In the past five years, the commission has investigated dozens of matters whereby child protection agents seek to intimidate and censor by forcing a lawsuit against parents complaining against their unlawful actions. Such actions generally leave the parents without legal defence and/or contact with their children until they abandon public voicing of their grievances. ALECOMM, Australia's Legislative Ethics Commission, is now pushing to introduce anti-SLAPP (Strategic lawsuit against public participation) at the national level in order to ensure that agents of the State involved in care and protection matters are not denied justice because of the departments unlimited war-chest and magistrates inabilities to ensure that policy and procedure are followed at all times, preventing such unlawful actions against our sentient beings.
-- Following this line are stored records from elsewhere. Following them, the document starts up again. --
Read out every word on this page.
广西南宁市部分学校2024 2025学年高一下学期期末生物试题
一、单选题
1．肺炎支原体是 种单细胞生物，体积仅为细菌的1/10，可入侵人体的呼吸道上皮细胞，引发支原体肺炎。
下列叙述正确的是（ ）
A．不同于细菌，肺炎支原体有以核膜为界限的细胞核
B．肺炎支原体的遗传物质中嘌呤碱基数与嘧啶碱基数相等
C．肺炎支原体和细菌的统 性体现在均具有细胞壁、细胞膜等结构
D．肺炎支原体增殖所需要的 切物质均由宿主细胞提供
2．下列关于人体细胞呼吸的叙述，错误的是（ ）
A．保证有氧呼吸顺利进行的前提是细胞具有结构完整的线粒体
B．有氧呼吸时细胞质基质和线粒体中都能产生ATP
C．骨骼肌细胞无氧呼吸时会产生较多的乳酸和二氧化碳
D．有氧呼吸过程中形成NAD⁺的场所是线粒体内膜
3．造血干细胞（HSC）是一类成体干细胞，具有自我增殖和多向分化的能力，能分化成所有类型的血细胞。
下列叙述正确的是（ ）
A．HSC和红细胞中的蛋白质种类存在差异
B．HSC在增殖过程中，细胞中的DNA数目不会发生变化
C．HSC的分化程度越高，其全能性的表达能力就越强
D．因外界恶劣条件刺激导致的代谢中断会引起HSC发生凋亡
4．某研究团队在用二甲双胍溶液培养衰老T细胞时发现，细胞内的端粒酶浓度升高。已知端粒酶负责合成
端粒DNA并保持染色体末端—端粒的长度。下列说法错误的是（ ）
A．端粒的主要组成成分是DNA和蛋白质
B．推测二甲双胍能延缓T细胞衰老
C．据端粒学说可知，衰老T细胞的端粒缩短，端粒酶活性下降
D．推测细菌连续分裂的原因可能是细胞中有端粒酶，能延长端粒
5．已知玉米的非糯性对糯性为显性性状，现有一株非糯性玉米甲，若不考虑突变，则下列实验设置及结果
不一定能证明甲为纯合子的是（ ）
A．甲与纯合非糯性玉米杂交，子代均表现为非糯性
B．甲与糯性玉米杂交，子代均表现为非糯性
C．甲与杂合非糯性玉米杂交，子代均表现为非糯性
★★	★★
The charity has multiple interests in human rights and actively promotes the Convention on the Rights of the Child,[6] the International Covenant of Civil and Political Rights,[7] and Universal Declaration of Human Rights through development of two systems linked direct to Geneva. People can report human rights violations direct to the UN,[8] and also report enforced disappearances.[9]
Over the past decade, the commission has participated in many national rallies and attempts to bring to the forefront the high suicide rate of mothers who have had their children removed without lawful justification. Grandmothers who are then having to bury their own children are forced to fight the system that has taken their grandchildren in order to secure the type of burial they wish for their kin, as the department often claim they are the dead mothers next of kin and so choose how the deceased will be buried.